Dabei hat gerade das starke Cloud-Geschäft Oracle im abgelaufenen Quartal zu einem besseren Ergebnis als erwartet verholfen: Der Nettogewinn stieg um 5,5 Prozent auf 3,4 Milliarden Dollar, der Umsatz kletterte um 3,3 Prozent auf 11,25 Milliarden. Der Konzern profitierte nach eigenen Angaben davon, dass mehr Kunden von traditionellen Software-Installationen auf die Cloud-Dienste umgestiegen seien. Einbußen verzeichnete Oracle dagegen im traditionellen Kerngeschäft mit Software-Lizenzen und die Hardware-Erlöse stagnierten.

Oracle ist vergleichsweise spät in das Geschäft mit Daten und Anwendungen im Internet eingestiegen und versucht nun zu Rivalen wie Amazon, Microsoft und Salesforce aufzuschließen. Allerdings hatte Oracle bereits im März für Enttäuschung gesorgt, nachdem die Zahlen für das Geschäftsquartal bis Ende Februar hinter den hoch gesteckten Erwartungen zurückgeblieben waren. Damals war Oracle auch noch von der US-Steuerreform belastet worden.

In der Wolke

Bei Cloud-Produkten laufen Softwareprogramme nicht auf dem eigenen PC oder Laptop, sondern werden übers Internet abgerufen. Bezahlt wird meist über eine regelmäßige Abo-Gebühr, weshalb man auch von Mietsoftware spricht.

Aktie fällt hinter SAP zurück

Für die Anleger hinterlässt die erste Jahreshälfte 2018 einen bitteren Beigeschmack, hat sich die Aktie doch von den Rückschlägen im Frühjahr nicht wieder erholt.
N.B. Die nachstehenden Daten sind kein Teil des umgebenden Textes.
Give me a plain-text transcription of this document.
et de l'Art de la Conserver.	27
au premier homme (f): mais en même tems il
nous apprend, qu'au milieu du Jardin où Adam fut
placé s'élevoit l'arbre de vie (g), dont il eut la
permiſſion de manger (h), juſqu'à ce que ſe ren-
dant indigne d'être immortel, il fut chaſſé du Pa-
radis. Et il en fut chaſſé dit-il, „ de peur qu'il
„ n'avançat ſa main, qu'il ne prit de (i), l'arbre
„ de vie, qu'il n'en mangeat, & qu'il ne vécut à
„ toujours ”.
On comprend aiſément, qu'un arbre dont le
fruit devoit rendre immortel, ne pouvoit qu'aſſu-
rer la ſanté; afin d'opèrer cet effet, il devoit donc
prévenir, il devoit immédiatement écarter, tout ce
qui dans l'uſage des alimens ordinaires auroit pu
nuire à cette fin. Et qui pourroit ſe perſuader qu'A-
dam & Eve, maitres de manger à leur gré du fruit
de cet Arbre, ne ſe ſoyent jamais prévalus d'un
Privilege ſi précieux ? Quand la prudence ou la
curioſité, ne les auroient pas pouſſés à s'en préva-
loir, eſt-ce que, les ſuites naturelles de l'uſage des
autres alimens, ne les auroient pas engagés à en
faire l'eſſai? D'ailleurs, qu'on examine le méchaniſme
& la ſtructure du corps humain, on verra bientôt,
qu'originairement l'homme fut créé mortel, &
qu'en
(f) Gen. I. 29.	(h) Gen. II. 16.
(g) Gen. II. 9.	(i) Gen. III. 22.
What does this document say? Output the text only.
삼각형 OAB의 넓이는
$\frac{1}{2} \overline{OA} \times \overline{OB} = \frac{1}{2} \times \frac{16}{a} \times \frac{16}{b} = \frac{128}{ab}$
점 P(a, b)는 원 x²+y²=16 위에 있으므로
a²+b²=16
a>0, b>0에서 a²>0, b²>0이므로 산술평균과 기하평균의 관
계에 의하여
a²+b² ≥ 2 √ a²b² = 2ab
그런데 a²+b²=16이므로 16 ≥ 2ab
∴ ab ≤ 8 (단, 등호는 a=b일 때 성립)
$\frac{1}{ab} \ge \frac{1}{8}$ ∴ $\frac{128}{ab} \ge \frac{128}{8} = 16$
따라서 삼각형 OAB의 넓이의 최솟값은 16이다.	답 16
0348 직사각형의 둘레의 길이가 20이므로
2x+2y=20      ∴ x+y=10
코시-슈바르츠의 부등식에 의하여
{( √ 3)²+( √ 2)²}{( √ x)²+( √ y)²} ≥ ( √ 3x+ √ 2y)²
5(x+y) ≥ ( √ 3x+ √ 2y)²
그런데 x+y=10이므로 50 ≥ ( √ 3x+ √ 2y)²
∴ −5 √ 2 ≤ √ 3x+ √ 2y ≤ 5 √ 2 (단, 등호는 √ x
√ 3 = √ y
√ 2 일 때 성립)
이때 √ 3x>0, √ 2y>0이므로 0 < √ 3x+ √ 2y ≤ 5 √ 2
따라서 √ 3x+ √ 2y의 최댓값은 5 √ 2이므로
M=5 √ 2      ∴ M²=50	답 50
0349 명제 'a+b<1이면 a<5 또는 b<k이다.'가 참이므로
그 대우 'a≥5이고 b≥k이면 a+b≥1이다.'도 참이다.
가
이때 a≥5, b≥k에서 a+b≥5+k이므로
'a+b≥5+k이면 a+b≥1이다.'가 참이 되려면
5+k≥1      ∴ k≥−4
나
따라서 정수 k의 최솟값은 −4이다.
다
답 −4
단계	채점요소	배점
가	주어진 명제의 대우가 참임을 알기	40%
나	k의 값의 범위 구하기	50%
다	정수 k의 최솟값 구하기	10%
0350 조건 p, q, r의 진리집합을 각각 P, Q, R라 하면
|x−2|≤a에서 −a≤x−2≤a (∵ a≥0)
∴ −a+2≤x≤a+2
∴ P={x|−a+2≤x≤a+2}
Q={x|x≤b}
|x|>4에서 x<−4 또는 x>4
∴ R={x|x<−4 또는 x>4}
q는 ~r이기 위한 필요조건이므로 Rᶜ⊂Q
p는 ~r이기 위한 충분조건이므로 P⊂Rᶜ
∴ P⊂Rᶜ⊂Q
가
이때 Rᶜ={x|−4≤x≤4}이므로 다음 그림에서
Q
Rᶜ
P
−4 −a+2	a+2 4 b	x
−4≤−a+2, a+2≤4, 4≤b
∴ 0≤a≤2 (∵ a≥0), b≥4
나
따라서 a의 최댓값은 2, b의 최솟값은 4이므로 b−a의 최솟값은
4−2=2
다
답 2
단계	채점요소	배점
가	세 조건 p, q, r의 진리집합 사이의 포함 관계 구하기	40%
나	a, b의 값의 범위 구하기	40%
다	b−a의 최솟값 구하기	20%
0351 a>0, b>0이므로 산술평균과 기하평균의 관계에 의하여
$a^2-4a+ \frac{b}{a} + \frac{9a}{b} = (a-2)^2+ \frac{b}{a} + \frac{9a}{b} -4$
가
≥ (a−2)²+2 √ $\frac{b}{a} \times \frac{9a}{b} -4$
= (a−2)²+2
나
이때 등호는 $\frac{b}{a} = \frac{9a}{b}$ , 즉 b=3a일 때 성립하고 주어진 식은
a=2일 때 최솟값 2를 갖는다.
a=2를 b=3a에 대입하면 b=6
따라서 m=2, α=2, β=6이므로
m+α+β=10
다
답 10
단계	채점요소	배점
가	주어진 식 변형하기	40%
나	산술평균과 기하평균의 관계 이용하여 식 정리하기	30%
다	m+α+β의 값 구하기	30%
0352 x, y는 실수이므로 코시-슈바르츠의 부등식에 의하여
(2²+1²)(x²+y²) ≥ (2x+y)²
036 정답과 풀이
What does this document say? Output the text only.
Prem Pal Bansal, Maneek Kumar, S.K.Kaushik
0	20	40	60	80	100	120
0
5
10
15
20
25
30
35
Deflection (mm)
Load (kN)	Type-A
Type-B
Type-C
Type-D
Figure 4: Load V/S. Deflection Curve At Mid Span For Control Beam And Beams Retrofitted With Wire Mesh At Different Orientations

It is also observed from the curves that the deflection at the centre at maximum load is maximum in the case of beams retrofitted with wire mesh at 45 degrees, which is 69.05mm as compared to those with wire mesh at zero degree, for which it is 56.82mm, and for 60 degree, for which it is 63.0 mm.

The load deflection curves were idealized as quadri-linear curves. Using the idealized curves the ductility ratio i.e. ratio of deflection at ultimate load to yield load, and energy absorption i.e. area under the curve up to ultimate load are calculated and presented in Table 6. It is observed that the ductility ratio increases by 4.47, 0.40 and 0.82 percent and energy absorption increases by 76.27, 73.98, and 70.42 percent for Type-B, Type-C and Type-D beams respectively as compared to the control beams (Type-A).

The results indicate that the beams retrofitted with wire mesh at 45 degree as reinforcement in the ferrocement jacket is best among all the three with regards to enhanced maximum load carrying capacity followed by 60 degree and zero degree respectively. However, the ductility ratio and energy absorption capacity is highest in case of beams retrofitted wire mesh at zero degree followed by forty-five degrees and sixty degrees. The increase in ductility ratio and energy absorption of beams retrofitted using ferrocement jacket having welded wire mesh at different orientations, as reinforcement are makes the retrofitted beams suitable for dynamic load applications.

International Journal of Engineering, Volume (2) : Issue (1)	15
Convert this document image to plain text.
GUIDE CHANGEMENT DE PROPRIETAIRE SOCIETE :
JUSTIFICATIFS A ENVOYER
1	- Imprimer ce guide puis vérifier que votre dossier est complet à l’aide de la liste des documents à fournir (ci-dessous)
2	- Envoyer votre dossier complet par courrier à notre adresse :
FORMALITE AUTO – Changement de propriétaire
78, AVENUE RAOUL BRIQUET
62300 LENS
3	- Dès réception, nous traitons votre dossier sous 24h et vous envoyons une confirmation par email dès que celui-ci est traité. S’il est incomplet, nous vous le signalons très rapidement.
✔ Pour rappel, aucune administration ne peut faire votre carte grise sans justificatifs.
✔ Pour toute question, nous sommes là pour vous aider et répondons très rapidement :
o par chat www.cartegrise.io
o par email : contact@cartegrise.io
Am Abend fiel sie sogar wieder auf das Niveau von Anfang Januar zurück. Dagegen eilen die Papiere des deutschen Rivalen SAP von Rekord zu Rekord, obwohl sie im März ebenfalls einen Rückschlag hinnehmen mussten. Doch im Gegensatz zu Oracle hat sich der Kurs der SAP-Aktien seitdem um fast 20 Prozent verteuert.